Mergers And The Bluster Of Bigness, Badness
Nobody in business, media or otherwise, wants to be the little guy. Hence, all executives are schooled in thinking big. Their bankers tell them to think big because the paper work for a big deal is just the same as a small deal. There is no incentive to be anything but big.
The US Department of Justice (DoJ) filed suit (November 20) to block, as hinted earlier, the acquisition by AT&T of Time Warner. The DoJ argues, reported Reuters (November 21), the merger would allow AT&T to force pay-TV rivals to pay “hundreds of millions of dollars more per year (to carry) Time Warner’s networks” and "would result in fewer innovative offerings and higher bills for American families.” AT&T and Time Warner reached an agreement for the acquisition in October 2016; price tag US$85.4 billion.
There are two kinds of mergers and acquisitions: vertical and horizontal. An example of a vertical merger is a pizza restaurant chain buying a cheese factory. Horizontal, then, is buying more pizza restaurants. The former very rarely run into competition questions in the US, the latter very often. AT&T, a telecom, buying Time Warner, a media content producer, is a clear example of vertical integration, a distributor acquiring a producer.
The DoJ argument opposing the transaction hinges on the assumption that the new company, with expanded market share, would raise prices, thus harming consumers. Given the current uncertainties among media operators, not limited to the US, this argument holds little water. With Netflix, Amazon Prime and several others in the subscription VoD business upsetting market conditions market share and price are inversely correlated. Consider, too, the impending entry of Apple into television. Facebook and YouTube in the content business only drives down the cost to consumers.
Undeterred, AT&T chief executive Randall Stephenson said, effectively, bring it on. "I've done a lot of deals in my career, but I've never done one where we have disagreed with the Department of Justice so much on even the most basic of facts.” Mr. Stephenson also said DoJ demands to spin-off either pay-TV operation DirectTV or television network operator Turner Broadcasting, owner of news channel CNN, “is a non-starter.” AT&T asked the federal district court in Washington DC to set an early trial date.
Many observers suspect, without direct evidence, influence on the DoJ decision to block the acquisition on Trump administration distaste for CNN news coverage. "There's been a lot of reporting and speculation whether this is all about CNN, and frankly I don't know,” Mr. Stephenson added. “But nobody should be surprised that the question keeps coming up because we've been witnessing such an abrupt change in the application of antitrust law here,"
Rock back a week or two: the Walt Disney Company, reported CNBC (November 6), initiated “talks” with 21st Century Fox this past summer to acquire non-broadcast assets, largely film and TV studios. The discussions were discontinued.

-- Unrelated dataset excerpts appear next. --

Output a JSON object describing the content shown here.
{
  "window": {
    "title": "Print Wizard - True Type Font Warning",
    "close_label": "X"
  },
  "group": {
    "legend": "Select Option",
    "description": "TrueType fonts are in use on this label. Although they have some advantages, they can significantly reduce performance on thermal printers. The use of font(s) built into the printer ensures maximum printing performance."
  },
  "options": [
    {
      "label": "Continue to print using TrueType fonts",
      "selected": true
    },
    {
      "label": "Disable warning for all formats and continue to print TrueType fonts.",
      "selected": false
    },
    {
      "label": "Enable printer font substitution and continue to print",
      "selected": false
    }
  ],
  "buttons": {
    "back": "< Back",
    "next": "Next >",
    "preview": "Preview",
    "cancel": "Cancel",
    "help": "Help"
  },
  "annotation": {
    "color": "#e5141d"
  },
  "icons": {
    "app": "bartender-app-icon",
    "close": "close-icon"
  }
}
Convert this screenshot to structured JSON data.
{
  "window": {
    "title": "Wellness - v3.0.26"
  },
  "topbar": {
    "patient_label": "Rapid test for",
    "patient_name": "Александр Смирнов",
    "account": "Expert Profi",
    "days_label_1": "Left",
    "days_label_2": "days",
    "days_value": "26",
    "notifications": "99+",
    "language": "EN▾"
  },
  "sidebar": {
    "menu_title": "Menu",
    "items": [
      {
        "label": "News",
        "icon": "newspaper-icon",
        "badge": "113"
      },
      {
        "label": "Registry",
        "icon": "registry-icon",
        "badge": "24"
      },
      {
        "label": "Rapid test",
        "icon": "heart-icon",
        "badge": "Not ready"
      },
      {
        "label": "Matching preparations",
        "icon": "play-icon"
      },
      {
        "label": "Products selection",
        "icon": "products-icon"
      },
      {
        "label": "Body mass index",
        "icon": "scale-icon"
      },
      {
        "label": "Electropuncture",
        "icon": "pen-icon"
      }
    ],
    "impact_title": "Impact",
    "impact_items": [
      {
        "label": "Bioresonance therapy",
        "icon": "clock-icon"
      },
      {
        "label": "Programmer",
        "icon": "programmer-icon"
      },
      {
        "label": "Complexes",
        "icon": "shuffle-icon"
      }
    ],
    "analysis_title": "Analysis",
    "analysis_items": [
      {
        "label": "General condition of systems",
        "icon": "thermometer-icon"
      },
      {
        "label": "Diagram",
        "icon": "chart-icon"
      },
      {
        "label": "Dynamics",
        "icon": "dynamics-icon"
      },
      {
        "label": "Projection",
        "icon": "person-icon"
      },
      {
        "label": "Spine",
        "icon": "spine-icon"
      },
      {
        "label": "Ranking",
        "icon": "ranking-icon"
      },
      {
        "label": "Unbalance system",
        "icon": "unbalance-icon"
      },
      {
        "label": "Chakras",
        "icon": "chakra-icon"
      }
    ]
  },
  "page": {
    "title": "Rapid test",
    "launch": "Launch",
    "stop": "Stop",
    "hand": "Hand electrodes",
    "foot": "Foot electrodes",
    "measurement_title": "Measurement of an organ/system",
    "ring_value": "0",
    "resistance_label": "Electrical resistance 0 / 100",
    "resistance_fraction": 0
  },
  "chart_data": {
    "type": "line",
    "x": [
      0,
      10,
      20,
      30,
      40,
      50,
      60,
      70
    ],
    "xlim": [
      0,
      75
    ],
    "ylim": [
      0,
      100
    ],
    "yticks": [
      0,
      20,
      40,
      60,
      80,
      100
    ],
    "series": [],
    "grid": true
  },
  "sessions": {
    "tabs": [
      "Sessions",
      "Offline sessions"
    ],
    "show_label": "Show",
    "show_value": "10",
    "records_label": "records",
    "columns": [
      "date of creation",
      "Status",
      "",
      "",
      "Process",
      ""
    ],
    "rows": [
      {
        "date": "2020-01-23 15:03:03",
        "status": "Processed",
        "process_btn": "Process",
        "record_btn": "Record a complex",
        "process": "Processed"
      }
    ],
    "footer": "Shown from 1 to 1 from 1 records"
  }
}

Two years earlier 21st Century Fox abandoned a hostile offer of US$80 million when Time Warner “refused to engage,” reported Reuters (August 5, 2014). A year before that, the Murdoch family split its holdings into publishing (News Corporation) and TV/entertainment (21st Century Fox).
As quick as a fox in a henhouse, other big companies circled 21st Century Fox. Telecom Comcast, which owns NBCUniversal, expressed interest in the film and TV studios, international TV platforms Sky plc in the UK and Europe and Star in India as well as the FX and National Geographic franchises. Telecom Verizon jumped in along with Sony Pictures, all looking for the most tasty.
Wide - perhaps wild - speculation posits, post-auction, remaining 21st Century Fox assets returning to News Corporation for a more news and sports oriented company. It would be smaller but fat with cash, at least sufficient to keep the newspaper business going a few more years. 21st Century Fox chief executive James Murdoch “would consider moving to Disney or Comcast,” said an unnamed source, quoted by Bloomberg (November 19).
Also in the rumor mill of those interested in parts of 21st Century Fox or, they say, Time Warner is Apple. It is the world’s most valuable company with sufficient free cash to buy anything, like twenty aircraft carriers. Chief executive Tim Cook has big decisions ahead.